RaviPrakash Harish, Korostenskaja Milena, Castillo Eduardo M, Lee Ki H, Salinas Christine M, Baumgartner James, Anwar Syed M, Spampinato Concetto, Bagci Ulas
Center for Research in Computer Vision, University of Central Florida, Orlando, FL, United States.
Functional Brain Mapping and Brain Computer Interface Lab, AdventHealth Orlando, Orlando, FL, United States.
Front Neurosci. 2020 May 6;14:409. doi: 10.3389/fnins.2020.00409. eCollection 2020.

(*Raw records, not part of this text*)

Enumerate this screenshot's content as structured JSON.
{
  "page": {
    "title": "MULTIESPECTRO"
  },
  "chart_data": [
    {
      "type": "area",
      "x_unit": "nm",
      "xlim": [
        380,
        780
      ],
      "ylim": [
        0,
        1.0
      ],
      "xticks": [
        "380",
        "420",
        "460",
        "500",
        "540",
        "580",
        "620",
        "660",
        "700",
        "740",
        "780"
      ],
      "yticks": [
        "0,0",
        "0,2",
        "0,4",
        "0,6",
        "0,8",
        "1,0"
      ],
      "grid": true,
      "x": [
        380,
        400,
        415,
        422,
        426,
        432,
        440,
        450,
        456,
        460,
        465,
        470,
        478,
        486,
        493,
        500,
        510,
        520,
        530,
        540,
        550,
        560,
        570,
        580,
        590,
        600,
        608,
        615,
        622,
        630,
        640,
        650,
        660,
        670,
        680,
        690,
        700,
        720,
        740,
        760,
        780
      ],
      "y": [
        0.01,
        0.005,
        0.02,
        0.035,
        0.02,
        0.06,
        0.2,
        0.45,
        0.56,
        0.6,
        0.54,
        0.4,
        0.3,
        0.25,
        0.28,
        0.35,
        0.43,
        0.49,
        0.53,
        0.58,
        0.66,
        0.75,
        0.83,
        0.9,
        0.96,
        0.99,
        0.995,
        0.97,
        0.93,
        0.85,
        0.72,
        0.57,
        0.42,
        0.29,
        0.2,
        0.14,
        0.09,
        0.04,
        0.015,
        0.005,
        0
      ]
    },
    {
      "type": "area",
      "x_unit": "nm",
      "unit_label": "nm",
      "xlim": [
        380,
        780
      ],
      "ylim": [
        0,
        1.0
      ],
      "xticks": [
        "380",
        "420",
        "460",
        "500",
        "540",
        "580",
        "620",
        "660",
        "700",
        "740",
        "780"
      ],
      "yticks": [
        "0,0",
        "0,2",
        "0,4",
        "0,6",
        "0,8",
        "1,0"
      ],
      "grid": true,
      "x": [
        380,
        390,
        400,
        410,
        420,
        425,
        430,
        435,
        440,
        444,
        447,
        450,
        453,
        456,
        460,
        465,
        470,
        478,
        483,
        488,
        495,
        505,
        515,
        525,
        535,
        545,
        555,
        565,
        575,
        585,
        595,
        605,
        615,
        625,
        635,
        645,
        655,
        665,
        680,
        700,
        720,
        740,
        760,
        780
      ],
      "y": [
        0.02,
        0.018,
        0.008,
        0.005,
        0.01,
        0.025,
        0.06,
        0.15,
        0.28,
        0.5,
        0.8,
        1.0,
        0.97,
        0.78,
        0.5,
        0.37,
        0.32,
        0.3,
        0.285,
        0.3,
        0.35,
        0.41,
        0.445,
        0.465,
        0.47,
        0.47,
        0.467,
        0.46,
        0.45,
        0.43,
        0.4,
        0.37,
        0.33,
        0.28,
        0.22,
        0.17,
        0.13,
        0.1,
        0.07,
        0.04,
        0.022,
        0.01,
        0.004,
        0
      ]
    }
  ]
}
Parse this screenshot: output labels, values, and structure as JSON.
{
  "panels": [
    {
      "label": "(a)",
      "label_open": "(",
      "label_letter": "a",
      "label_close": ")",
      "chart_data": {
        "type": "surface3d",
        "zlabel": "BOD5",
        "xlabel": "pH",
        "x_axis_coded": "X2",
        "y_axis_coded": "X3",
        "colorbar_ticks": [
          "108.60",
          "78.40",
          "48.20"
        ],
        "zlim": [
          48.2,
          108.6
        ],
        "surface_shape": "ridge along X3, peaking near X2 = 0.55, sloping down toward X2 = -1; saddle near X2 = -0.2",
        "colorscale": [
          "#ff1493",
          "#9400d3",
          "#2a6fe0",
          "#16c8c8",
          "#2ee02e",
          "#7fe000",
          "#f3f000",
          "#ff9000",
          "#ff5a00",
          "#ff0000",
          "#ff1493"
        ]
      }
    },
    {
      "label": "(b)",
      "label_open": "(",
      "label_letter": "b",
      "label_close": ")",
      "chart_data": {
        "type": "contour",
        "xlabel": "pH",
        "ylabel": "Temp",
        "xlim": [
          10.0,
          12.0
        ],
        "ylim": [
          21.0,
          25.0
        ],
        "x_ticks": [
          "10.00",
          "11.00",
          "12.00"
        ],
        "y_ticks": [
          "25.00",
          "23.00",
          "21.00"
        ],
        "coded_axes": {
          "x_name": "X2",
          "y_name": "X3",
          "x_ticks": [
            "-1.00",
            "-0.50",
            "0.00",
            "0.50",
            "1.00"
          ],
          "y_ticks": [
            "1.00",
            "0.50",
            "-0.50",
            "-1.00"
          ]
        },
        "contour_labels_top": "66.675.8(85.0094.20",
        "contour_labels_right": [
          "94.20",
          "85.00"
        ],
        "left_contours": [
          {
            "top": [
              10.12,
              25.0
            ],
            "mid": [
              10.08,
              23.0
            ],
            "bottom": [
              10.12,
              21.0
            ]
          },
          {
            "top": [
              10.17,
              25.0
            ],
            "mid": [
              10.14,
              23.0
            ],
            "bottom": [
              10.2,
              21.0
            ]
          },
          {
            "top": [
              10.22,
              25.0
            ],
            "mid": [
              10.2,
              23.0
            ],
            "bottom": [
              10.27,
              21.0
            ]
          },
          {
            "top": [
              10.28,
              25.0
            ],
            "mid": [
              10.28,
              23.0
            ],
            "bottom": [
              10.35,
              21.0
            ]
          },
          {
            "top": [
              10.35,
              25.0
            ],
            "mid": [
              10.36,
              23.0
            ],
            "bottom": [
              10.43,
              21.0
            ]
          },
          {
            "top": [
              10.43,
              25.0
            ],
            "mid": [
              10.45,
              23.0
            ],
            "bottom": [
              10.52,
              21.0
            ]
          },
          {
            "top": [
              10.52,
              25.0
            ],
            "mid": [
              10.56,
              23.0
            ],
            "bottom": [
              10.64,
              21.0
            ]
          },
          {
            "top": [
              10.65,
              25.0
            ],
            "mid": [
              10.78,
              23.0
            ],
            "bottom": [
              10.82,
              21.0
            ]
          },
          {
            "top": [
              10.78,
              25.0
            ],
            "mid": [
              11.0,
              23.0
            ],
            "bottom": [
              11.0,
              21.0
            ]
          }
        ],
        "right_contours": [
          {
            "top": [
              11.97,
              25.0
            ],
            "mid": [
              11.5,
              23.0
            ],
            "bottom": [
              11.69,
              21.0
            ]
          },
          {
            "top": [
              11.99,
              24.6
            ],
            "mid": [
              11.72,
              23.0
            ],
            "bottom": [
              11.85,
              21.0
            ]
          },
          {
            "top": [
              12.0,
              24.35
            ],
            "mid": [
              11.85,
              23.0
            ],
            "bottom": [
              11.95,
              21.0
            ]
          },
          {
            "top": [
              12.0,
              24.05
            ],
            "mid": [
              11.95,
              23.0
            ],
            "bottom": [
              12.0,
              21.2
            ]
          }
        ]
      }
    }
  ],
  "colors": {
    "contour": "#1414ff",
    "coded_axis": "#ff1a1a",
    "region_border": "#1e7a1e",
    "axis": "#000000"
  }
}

The success of surgical resection in epilepsy patients depends on preserving functionally critical brain regions, while removing pathological tissues. Being the gold standard, electro-cortical stimulation mapping (ESM) helps surgeons in localizing the function of eloquent cortex through electrical stimulation of electrodes placed directly on the cortical brain surface. Due to the potential hazards of ESM, including increased risk of provoked seizures, electrocorticography based functional mapping (ECoG-FM) was introduced as a safer alternative approach. However, ECoG-FM has a low success rate when compared to the ESM. In this study, we address this critical limitation by developing a new algorithm based on deep learning for ECoG-FM and thereby we achieve an accuracy comparable to ESM in identifying eloquent language cortex. In our experiments, with 11 epilepsy patients who underwent presurgical evaluation (through deep learning-based signal analysis on 637 electrodes), our proposed algorithm obtained an accuracy of 83.05% in identifying language regions, an exceptional 23% improvement with respect to the conventional ECoG-FM analysis (∼60%). Our findings have demonstrated, for the first time, that deep learning powered ECoG-FM can serve as a stand-alone modality and avoid likely hazards of the ESM in epilepsy surgery. Hence, reducing the potential for developing post-surgical morbidity in the language function.
癫痫患者手术切除的成功取决于在切除病变组织的同时保留功能关键的脑区。作为金标准,皮质电刺激图谱(ESM)通过直接在大脑皮质表面放置电极进行电刺激,帮助外科医生定位明确皮质的功能。由于ESM存在潜在风险,包括诱发性癫痫发作风险增加,基于皮质脑电图的功能图谱(ECoG-FM)被引入作为一种更安全的替代方法。然而,与ESM相比,ECoG-FM的成功率较低。在本研究中,我们通过开发一种基于深度学习的ECoG-FM新算法来解决这一关键限制,从而在识别明确语言皮质方面实现了与ESM相当的准确率。在我们的实验中,对11例接受术前评估的癫痫患者(通过对637个电极进行基于深度学习的信号分析),我们提出的算法在识别语言区域方面的准确率为83.05%,相较于传统的ECoG-FM分析(约60%)有23%的显著提高。我们的研究结果首次表明,基于深度学习的ECoG-FM可以作为一种独立的方法,并避免癫痫手术中ESM可能带来的风险。因此,降低了术后语言功能出现并发症的可能性。